«Воробей»

«Воробей»

Родилась как воробей.

Прожила как воробей.

Умерла как воробей!..

В пальтишке с дырками на локтях, без чулок, с непокрытой головой пела она, зарабатывая себе на пропитание. Пела на народных гуляньях, в казармах, в баль-мюзеттах, уличных кабачках и просто на перекрестках парижских улиц, пока один из режиссеров-руководителей не услышал этой песенки и не подобрал ее прямо с улицы на эстраду кабаре.

Он же и дал ей имя Пиаф, что значит на парижском арго — воробей. Эдит Пиаф. Она пришла на сцену с улицы. И родилась-то она на улице от кафешантанной певички-итальянки Лины Марса. Пока отец, нормандский акробат, бегал за извозчиком, чтобы везти жену в родильный приют, она родила ему возле подъезда дочь и вскоре бросила их обоих и ушла к другому.

Воспитывала девочку бабушка. Трех лет Эдит ослепла, и только к шести годам вернулось зрение. Петь Эдит начала рано, выступая с отцом, уличным акробатом. Росла она в гуще народа, эта уличная девчонка, и никто не подозревал, что из нее вырастет самая одаренная актриса и певица. От французского народа получила она легкий юмор, темпераментную, живую речь, и поет она по-народному, резким голосом, то снижая его до говорка, до шепота, то поднимая до оперного звучания.

Она взошла, как сверкающая звезда на небе ночного Парижа.

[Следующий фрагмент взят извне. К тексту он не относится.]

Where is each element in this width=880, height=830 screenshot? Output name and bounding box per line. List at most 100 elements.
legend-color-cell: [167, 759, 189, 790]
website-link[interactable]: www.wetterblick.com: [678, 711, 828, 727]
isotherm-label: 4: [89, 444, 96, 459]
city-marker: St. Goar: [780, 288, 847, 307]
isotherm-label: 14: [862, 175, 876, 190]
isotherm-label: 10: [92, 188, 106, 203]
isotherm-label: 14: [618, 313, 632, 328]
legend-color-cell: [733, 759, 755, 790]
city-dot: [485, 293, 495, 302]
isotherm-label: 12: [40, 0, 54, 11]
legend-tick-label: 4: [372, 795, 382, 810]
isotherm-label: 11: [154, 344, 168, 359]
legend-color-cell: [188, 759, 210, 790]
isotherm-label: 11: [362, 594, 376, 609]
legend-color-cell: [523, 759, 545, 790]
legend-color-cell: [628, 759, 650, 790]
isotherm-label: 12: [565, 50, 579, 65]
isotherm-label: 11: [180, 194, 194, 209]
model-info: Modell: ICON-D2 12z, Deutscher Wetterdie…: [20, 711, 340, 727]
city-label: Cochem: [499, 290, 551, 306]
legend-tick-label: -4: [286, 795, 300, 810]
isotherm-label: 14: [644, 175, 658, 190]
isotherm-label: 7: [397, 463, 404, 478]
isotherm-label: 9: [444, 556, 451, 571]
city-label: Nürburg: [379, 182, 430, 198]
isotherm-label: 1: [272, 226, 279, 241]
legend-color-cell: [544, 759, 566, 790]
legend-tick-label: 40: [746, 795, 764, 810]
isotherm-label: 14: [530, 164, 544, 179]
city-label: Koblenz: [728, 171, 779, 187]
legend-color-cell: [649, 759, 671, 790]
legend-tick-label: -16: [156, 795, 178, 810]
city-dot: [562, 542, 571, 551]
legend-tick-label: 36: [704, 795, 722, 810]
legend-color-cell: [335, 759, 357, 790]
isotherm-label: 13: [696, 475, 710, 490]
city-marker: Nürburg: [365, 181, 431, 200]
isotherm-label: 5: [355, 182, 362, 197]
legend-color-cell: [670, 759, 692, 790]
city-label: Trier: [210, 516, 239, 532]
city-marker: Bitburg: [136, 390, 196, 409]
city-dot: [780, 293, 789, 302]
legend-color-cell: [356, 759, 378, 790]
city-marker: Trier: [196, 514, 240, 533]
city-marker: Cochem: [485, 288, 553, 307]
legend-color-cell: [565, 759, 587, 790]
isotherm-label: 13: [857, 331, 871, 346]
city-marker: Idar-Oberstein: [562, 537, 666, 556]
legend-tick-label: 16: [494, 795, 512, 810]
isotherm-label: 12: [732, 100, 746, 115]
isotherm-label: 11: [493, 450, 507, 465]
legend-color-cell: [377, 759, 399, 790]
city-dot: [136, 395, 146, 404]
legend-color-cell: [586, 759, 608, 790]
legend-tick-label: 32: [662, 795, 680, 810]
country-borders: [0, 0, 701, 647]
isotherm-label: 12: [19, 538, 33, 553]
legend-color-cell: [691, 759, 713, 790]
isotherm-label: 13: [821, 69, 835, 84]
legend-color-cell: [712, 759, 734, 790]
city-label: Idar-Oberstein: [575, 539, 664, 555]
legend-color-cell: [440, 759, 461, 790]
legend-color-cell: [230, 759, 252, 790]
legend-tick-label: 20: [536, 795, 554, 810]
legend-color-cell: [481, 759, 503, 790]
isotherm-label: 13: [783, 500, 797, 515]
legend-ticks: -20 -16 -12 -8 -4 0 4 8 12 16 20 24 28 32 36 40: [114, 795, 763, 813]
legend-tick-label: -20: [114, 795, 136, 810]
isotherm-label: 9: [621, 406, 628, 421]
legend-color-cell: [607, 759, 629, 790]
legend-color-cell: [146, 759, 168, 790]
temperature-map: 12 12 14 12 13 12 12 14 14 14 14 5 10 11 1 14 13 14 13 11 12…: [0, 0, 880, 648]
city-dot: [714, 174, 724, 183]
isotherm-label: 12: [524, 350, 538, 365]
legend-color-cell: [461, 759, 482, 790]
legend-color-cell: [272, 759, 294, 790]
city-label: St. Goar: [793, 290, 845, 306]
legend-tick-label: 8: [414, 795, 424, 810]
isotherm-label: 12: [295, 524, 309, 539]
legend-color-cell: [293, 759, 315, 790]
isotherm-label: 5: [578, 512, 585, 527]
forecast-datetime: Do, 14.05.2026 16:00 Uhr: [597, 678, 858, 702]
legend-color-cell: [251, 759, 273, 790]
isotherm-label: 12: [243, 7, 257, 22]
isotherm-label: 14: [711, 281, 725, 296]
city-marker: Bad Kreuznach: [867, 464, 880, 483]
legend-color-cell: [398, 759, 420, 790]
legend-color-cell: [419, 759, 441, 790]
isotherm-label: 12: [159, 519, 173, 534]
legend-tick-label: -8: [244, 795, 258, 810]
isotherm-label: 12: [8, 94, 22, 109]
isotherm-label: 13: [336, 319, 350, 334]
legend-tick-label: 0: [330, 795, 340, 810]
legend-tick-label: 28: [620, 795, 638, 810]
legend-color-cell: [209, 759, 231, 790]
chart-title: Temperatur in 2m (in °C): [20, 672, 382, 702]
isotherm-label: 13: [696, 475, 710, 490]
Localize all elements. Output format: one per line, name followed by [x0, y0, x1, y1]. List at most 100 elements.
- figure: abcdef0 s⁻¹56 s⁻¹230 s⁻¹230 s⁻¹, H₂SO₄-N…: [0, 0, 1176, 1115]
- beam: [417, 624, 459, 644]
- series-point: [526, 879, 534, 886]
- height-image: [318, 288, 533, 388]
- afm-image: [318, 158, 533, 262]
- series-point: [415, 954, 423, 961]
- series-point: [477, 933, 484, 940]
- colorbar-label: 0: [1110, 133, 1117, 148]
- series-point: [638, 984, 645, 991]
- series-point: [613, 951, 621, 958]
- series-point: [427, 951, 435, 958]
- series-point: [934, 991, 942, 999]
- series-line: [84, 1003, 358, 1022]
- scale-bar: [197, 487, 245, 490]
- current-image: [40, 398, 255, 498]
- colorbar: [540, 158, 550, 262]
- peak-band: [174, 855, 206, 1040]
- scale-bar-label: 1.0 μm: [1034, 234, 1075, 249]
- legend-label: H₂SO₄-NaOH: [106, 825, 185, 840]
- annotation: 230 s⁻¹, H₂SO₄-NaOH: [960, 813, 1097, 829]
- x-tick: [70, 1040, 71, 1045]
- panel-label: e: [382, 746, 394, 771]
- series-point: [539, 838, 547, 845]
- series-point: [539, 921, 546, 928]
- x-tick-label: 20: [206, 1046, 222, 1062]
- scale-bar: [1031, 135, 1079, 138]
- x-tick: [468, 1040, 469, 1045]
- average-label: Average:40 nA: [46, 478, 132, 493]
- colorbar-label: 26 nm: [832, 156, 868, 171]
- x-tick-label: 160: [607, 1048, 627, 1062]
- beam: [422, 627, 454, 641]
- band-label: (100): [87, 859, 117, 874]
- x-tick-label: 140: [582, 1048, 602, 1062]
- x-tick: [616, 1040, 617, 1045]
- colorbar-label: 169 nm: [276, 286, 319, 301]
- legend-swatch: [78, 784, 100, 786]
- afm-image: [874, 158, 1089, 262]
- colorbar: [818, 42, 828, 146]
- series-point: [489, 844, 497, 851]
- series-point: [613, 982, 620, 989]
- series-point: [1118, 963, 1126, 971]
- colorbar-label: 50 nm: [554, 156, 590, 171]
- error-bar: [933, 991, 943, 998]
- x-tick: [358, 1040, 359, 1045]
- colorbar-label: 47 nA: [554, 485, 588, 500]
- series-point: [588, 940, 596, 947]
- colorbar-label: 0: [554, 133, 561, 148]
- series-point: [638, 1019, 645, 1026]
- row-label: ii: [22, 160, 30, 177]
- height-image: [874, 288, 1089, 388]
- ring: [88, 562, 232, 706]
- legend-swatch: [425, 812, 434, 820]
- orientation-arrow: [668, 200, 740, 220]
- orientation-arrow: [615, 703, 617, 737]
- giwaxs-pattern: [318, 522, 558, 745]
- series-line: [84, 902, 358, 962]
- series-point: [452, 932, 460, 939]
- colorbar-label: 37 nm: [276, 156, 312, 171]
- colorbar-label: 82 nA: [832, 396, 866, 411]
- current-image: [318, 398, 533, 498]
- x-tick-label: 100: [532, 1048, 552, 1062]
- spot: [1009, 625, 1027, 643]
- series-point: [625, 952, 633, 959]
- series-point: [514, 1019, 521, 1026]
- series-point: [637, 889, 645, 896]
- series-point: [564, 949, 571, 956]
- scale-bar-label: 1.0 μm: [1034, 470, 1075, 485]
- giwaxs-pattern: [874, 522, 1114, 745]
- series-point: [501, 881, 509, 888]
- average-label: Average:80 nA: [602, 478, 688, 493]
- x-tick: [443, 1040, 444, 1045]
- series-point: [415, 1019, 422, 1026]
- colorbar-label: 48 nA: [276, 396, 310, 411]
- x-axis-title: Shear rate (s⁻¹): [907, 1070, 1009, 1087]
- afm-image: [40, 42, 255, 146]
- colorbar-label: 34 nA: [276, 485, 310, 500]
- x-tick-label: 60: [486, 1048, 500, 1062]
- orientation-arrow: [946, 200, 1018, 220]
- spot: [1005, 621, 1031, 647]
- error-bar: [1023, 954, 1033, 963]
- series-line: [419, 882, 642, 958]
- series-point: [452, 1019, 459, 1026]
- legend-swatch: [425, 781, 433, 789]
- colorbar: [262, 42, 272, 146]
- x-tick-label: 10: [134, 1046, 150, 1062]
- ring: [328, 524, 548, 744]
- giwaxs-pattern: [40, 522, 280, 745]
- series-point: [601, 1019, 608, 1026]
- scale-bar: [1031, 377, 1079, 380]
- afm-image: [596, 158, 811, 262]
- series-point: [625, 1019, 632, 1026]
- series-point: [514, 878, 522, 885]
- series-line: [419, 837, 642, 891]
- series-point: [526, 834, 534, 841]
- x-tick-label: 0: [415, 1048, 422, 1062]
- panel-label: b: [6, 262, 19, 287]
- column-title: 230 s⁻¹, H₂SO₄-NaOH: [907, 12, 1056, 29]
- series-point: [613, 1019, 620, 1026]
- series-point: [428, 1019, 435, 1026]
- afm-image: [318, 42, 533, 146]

И все, что она взяла от своего народа, воплотилось в песни, которые пошли обратно — в народ. Их насвистывают, напевают на улицах, в метро, на стройке — за работой, в кафе — на досуге.

«Олимпия», небольшой театр на бульваре Капуцинок, битком набит публикой. Сегодня здесь во втором отделении поет Эдит Пиаф. Занавес поднимается над абсолютно темной сценой. Два пучка прожекторов вырывают из этого мрака странное, широкое, бледное лицо с бонапартовским лбом, строгими глазами и двумя узкими полосками бровей трагического излома. Эдит Пиаф. Маленькая, тщедушная, в черном коротком платье, стоит она перед залом. Она ходит с трудом: у нее больные ноги. Вид изможденный: она не спит без уколов снотворного. Следы богемы, постоянной, привычной, неизбежной, в глубоких морщинах возле рта и глаз. Она много лет неизлечимо больна… Но вот откуда-то из глубины вступает оркестр. Эдит начинает:

Этот город чужой

Мне не знаком.

Грустно здесь мне одной

Ходить пешком.

На проспекте большом

Теряюсь я,

На бульваре пустом —

Пуста скамья.

Весь зал небольшого театра больше не дышит, ни единого шороха. Эдит поет задумчиво, сначала говорком, потом в голосе начинают звенеть горечь и тоска:

Этот город чужой

Не знает слез.

Я бездомной душой

Брожу, как пес.

От прохожих бегу,

А они от меня.

Я найти не могу

Улыбки дня.

Оркестр в паузах, которые делает Эдит, ритмично и жестко отбивает аккорды, словно барабанят в запертую дверь.

И в отель я вернусь,

И постель холодна,

На заре я боюсь

Просыпаться одна.

Голос Эдит вдруг всплывает, полный надежды, горячей волной лирического, любовного порыва. Он входит вам в сердце, этот голос, завладевает вашим вниманием, настроением, мыслями:

Как хотелось бы мне

Все спать да спать,

Чтоб хотя бы во сне

Тебе сказать,

Что с тобой все мечты

В чужом краю…

Вспоминаешь ли ты

Меня — твою?..

И зал ревет, рукоплещет, плачет, неистовствует. И так каждый вечер после каждой песни. Почти все они — о неразделенной любви. Об одиночестве. Многие из них придуманы и написаны самой Эдит. И столько страсти, скорби, надежды, нежности в них, а порой столько лукавства, юмора и неповторимой французской легкости, что вся ее внешняя оболочка отступает перед красотой подлинных человеческих чувств, мастерством гениальной актрисы выплеснутых с этой темной сцены в души зрителей.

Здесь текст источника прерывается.